By Carol Buckmann
Are investment advisors now in the crosshairs?
I don’t track every fee lawsuit in these blogs. There are just too many of them. A lot of the filings also seem to be cookie cutter versions in which allegations from one suit are cut and pasted into new complaints. But occasionally, a tactic comes along that stands out as potentially changing the playing field.
NYU Suit Amended to Include Advisor
A 403b lawsuit against New York University has been amended to include Cammack LaRhette, the plan’s investment advisor, as a defendant in addition to the plan committee. Since advisors typically have agreements that make them co-fiduciaries with the plan’s committee, and may be deep pockets, it is puzzling why only a very small number of prior lawsuits included advisors as defendants. However, the Department of Labor’s Fiduciary Rule, which made more people who advise plans fiduciaries, may mean we will be seeing a lot more advisors named as defendants.
The specific allegations are that Cammack used the wrong benchmark in evaluating the funds and didn’t recommend eliminating two poorly performing TIAA-CREF funds or advise the committee that float income and securities lending income were part of provider compensation. The complaint quotes a Cammack advisor as having previously stated that the weighted Morningstar benchmark used to evaluate fees would be inappropriate for a large plan. This benchmark included mostly retail share classes, whereas the large NYU plan should have been able to leverage its size to qualify for a share class with lower fees.
Advisors and Company Fiduciaries are a Team.
Of course, you can never assume that all of the allegations in these complaints are true, and Cammack says it will defend the suit vigorously. But there are some actions that, if taken, would put an advisor and a co-fiduciary plan committee in a better position to defend plan choices. Here are some suggestions how advisors and committees can work together effectively to limit (but not eliminate) liability exposure:
- Understand that the advisor hasn’t assumed all responsibility. Too many plan sponsors and committees hear that an advisor will be a fiduciary (and they shouldn’t have one who isn’t) and don’t read the fine print in their service agreements. Advisor agreements typically say they will be “co-fiduciaries” with the plan’s internal fiduciaries. This means these advisors aren’t assuming all of the responsibility for investments and fees. They make recommendations, but don’t have the ultimate decision-making authority. Committee members take responsibility for what is done.
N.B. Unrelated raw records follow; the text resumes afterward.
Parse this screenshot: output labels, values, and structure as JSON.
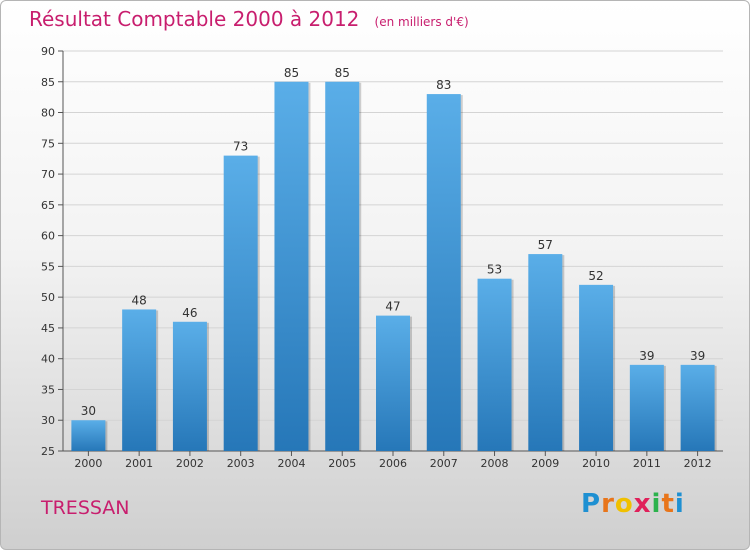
{
  "title": "Résultat Comptable 2000 à 2012",
  "subtitle": "(en milliers d'€)",
  "commune": "TRESSAN",
  "logo": {
    "letters": [
      "P",
      "r",
      "o",
      "x",
      "i",
      "t",
      "i"
    ],
    "colors": [
      "#1e90d2",
      "#e8751a",
      "#f0c000",
      "#e0205a",
      "#2bb24c",
      "#e8751a",
      "#1e90d2"
    ]
  },
  "chart_data": {
    "type": "bar",
    "title": "Résultat Comptable 2000 à 2012",
    "xlabel": "",
    "ylabel": "(en milliers d'€)",
    "categories": [
      "2000",
      "2001",
      "2002",
      "2003",
      "2004",
      "2005",
      "2006",
      "2007",
      "2008",
      "2009",
      "2010",
      "2011",
      "2012"
    ],
    "values": [
      30,
      48,
      46,
      73,
      85,
      85,
      47,
      83,
      53,
      57,
      52,
      39,
      39
    ],
    "ylim": [
      25,
      90
    ],
    "yticks": [
      25,
      30,
      35,
      40,
      45,
      50,
      55,
      60,
      65,
      70,
      75,
      80,
      85,
      90
    ],
    "grid": true,
    "bar_color": "#3a8fd6"
  }
}
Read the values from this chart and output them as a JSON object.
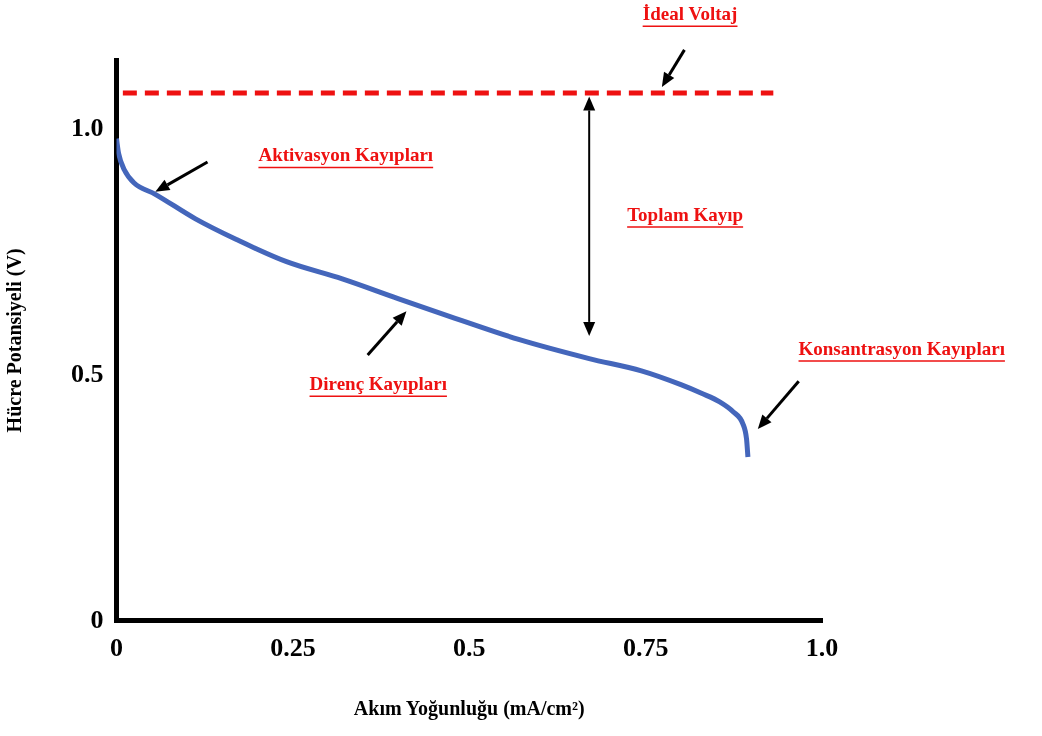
{
  "chart_data": {
    "type": "line",
    "xlabel": "Akım Yoğunluğu (mA/cm²)",
    "ylabel": "Hücre Potansiyeli (V)",
    "xlim": [
      0,
      1.0
    ],
    "xticks": [
      0,
      0.25,
      0.5,
      0.75,
      {
        "value": 1,
        "label": "1.0"
      }
    ],
    "ylim": [
      0,
      1.14
    ],
    "yticks": [
      0,
      0.5,
      {
        "value": 1,
        "label": "1.0"
      }
    ],
    "grid": false,
    "legend": false,
    "marker": "none",
    "series": [
      {
        "color": "#4466bb",
        "line_style": "solid",
        "x": [
          0,
          0.003,
          0.011,
          0.025,
          0.055,
          0.112,
          0.17,
          0.241,
          0.32,
          0.399,
          0.48,
          0.57,
          0.67,
          0.744,
          0.8,
          0.83,
          0.855,
          0.874,
          0.888,
          0.893,
          0.895
        ],
        "values": [
          0.98,
          0.95,
          0.917,
          0.89,
          0.867,
          0.817,
          0.775,
          0.73,
          0.695,
          0.655,
          0.615,
          0.572,
          0.533,
          0.508,
          0.48,
          0.462,
          0.445,
          0.425,
          0.4,
          0.37,
          0.333
        ]
      },
      {
        "color": "#ee1111",
        "line_style": "dashed",
        "x": [
          0.009,
          0.931
        ],
        "values": [
          1.073,
          1.073
        ]
      }
    ],
    "annotations": [
      "İdeal Voltaj",
      "Aktivasyon Kayıpları",
      "Toplam Kayıp",
      "Direnç Kayıpları",
      "Konsantrasyon Kayıpları"
    ]
  }
}
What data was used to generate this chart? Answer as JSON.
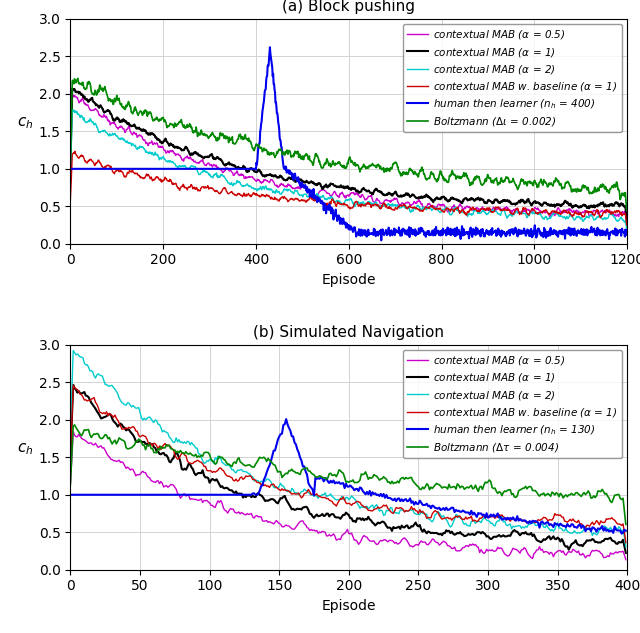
{
  "subplot_a": {
    "title": "(a) Block pushing",
    "xlabel": "Episode",
    "ylabel": "$c_h$",
    "xlim": [
      0,
      1200
    ],
    "ylim": [
      0.0,
      3.0
    ],
    "xticks": [
      0,
      200,
      400,
      600,
      800,
      1000,
      1200
    ],
    "yticks": [
      0.0,
      0.5,
      1.0,
      1.5,
      2.0,
      2.5,
      3.0
    ],
    "n_episodes": 1200,
    "human_switch": 400,
    "legend": [
      {
        "label": "contextual MAB ($\\alpha$ = 0.5)",
        "color": "#cc00cc",
        "lw": 1.0
      },
      {
        "label": "contextual MAB ($\\alpha$ = 1)",
        "color": "#000000",
        "lw": 1.5
      },
      {
        "label": "contextual MAB ($\\alpha$ = 2)",
        "color": "#00cccc",
        "lw": 1.0
      },
      {
        "label": "contextual MAB w. baseline ($\\alpha$ = 1)",
        "color": "#cc0000",
        "lw": 1.0
      },
      {
        "label": "human then learner ($n_h$ = 400)",
        "color": "#0000ee",
        "lw": 1.5
      },
      {
        "label": "Boltzmann ($\\Delta\\iota$ = 0.002)",
        "color": "#008800",
        "lw": 1.2
      }
    ]
  },
  "subplot_b": {
    "title": "(b) Simulated Navigation",
    "xlabel": "Episode",
    "ylabel": "$c_h$",
    "xlim": [
      0,
      400
    ],
    "ylim": [
      0.0,
      3.0
    ],
    "xticks": [
      0,
      50,
      100,
      150,
      200,
      250,
      300,
      350,
      400
    ],
    "yticks": [
      0.0,
      0.5,
      1.0,
      1.5,
      2.0,
      2.5,
      3.0
    ],
    "n_episodes": 400,
    "human_switch": 130,
    "legend": [
      {
        "label": "contextual MAB ($\\alpha$ = 0.5)",
        "color": "#cc00cc",
        "lw": 1.0
      },
      {
        "label": "contextual MAB ($\\alpha$ = 1)",
        "color": "#000000",
        "lw": 1.5
      },
      {
        "label": "contextual MAB ($\\alpha$ = 2)",
        "color": "#00cccc",
        "lw": 1.0
      },
      {
        "label": "contextual MAB w. baseline ($\\alpha$ = 1)",
        "color": "#cc0000",
        "lw": 1.0
      },
      {
        "label": "human then learner ($n_h$ = 130)",
        "color": "#0000ee",
        "lw": 1.5
      },
      {
        "label": "Boltzmann ($\\Delta\\tau$ = 0.004)",
        "color": "#008800",
        "lw": 1.2
      }
    ]
  },
  "fig_width": 6.4,
  "fig_height": 6.33,
  "dpi": 100
}
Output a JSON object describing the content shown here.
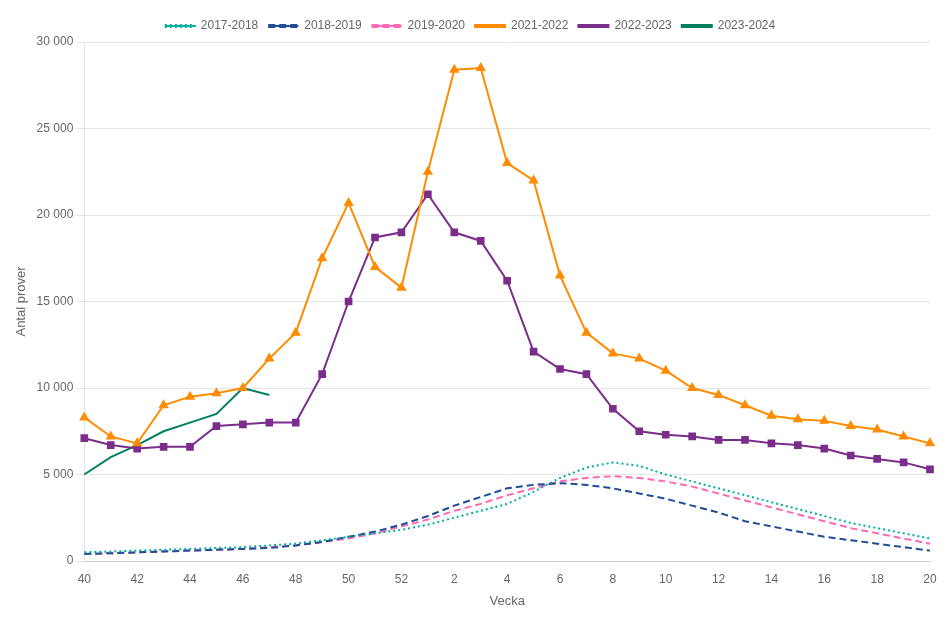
{
  "chart_data": {
    "type": "line",
    "xlabel": "Vecka",
    "ylabel": "Antal prover",
    "categories": [
      "40",
      null,
      "42",
      null,
      "44",
      null,
      "46",
      null,
      "48",
      null,
      "50",
      null,
      "52",
      null,
      "2",
      null,
      "4",
      null,
      "6",
      null,
      "8",
      null,
      "10",
      null,
      "12",
      null,
      "14",
      null,
      "16",
      null,
      "18",
      null,
      "20"
    ],
    "series": [
      {
        "name": "2017-2018",
        "color": "#00B0A0",
        "line_style": "dotted",
        "values": [
          500,
          550,
          600,
          650,
          700,
          750,
          800,
          900,
          1000,
          1200,
          1400,
          1600,
          1800,
          2100,
          2500,
          2900,
          3300,
          4000,
          4800,
          5400,
          5700,
          5500,
          5000,
          4600,
          4200,
          3800,
          3400,
          3000,
          2600,
          2200,
          1900,
          1600,
          1300
        ]
      },
      {
        "name": "2018-2019",
        "color": "#1F4E96",
        "line_style": "dashed",
        "values": [
          400,
          450,
          500,
          550,
          600,
          650,
          700,
          750,
          900,
          1100,
          1400,
          1700,
          2100,
          2600,
          3200,
          3700,
          4200,
          4400,
          4500,
          4400,
          4200,
          3900,
          3600,
          3200,
          2800,
          2300,
          2000,
          1700,
          1400,
          1200,
          1000,
          800,
          600
        ]
      },
      {
        "name": "2019-2020",
        "color": "#FF69B4",
        "line_style": "dashed",
        "values": [
          400,
          450,
          500,
          550,
          600,
          650,
          700,
          800,
          900,
          1100,
          1300,
          1600,
          2000,
          2400,
          2900,
          3300,
          3800,
          4200,
          4600,
          4800,
          4900,
          4800,
          4600,
          4300,
          3900,
          3500,
          3100,
          2700,
          2300,
          1900,
          1600,
          1300,
          1000
        ]
      },
      {
        "name": "2021-2022",
        "color": "#FF8C00",
        "line_style": "solid",
        "marker": "triangle",
        "values": [
          8300,
          7200,
          6800,
          9000,
          9500,
          9700,
          10000,
          11700,
          13200,
          17500,
          20700,
          17000,
          15800,
          22500,
          28400,
          28500,
          23000,
          22000,
          16500,
          13200,
          12000,
          11700,
          11000,
          10000,
          9600,
          9000,
          8400,
          8200,
          8100,
          7800,
          7600,
          7200,
          6800
        ]
      },
      {
        "name": "2022-2023",
        "color": "#7B2D8B",
        "line_style": "solid",
        "marker": "square",
        "values": [
          7100,
          6700,
          6500,
          6600,
          6600,
          7800,
          7900,
          8000,
          8000,
          10800,
          15000,
          18700,
          19000,
          21200,
          19000,
          18500,
          16200,
          12100,
          11100,
          10800,
          8800,
          7500,
          7300,
          7200,
          7000,
          7000,
          6800,
          6700,
          6500,
          6100,
          5900,
          5700,
          5300
        ]
      },
      {
        "name": "2023-2024",
        "color": "#008060",
        "line_style": "solid",
        "values": [
          5000,
          6000,
          6700,
          7500,
          8000,
          8500,
          10000,
          9600,
          null,
          null,
          null,
          null,
          null,
          null,
          null,
          null,
          null,
          null,
          null,
          null,
          null,
          null,
          null,
          null,
          null,
          null,
          null,
          null,
          null,
          null,
          null,
          null,
          null
        ]
      }
    ],
    "ylim": [
      0,
      30000
    ],
    "yticks": [
      0,
      {
        "value": 5000,
        "label": "5 000"
      },
      {
        "value": 10000,
        "label": "10 000"
      },
      {
        "value": 15000,
        "label": "15 000"
      },
      {
        "value": 20000,
        "label": "20 000"
      },
      {
        "value": 25000,
        "label": "25 000"
      },
      {
        "value": 30000,
        "label": "30 000"
      }
    ],
    "grid": "y",
    "legend": "top"
  }
}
- If you are a company fiduciary, ask questions about the basis for the advisor’s recommendations, and never just rubber stamp the recommendations. If they don’t make sense to you, you can delay a decision until more information is provided. But pay attention to an advisor’s warnings. In an early decision in Tussey v. ABB, one of the major fee cases, the court found it significant that the fiduciaries didn’t heed Mercer’s warnings about high fees.
- If you are an advisor, keep and share written records of the basis for your recommendations.
- Make sure your plan benchmark is an appropriate one. You don’t want to be comparing apples and oranges and size matters in trying to determine what level of fees is reasonable.
- Make sure that the different alternatives available to the plan are evaluated and discussed, particularly if you haven’t considered them before. The investment landscape keeps changing, and options such as collective trusts and managed accounts are attracting a lot of interest now.
- Make sure that there are good Minutes recording the reasons for all Committee decisions.
- Make sure that the committee members know how to analyze fees.
One final tip for company fiduciaries: don’t forget to review your advisor’s performance and benchmark your advisor’s fees on a regular basis. Even if you are happy with your current advisor, you will want to do regular rfp’s for advisors. You can invite your current advisor to participate so that you will have a basis for an objective evaluation and, where appropriate, for renegotiating fees and services with your advisor (or picking a new one). Your advisor should understand why you are doing this. Don’t just rely on the advisor’s benchmark of its own fees.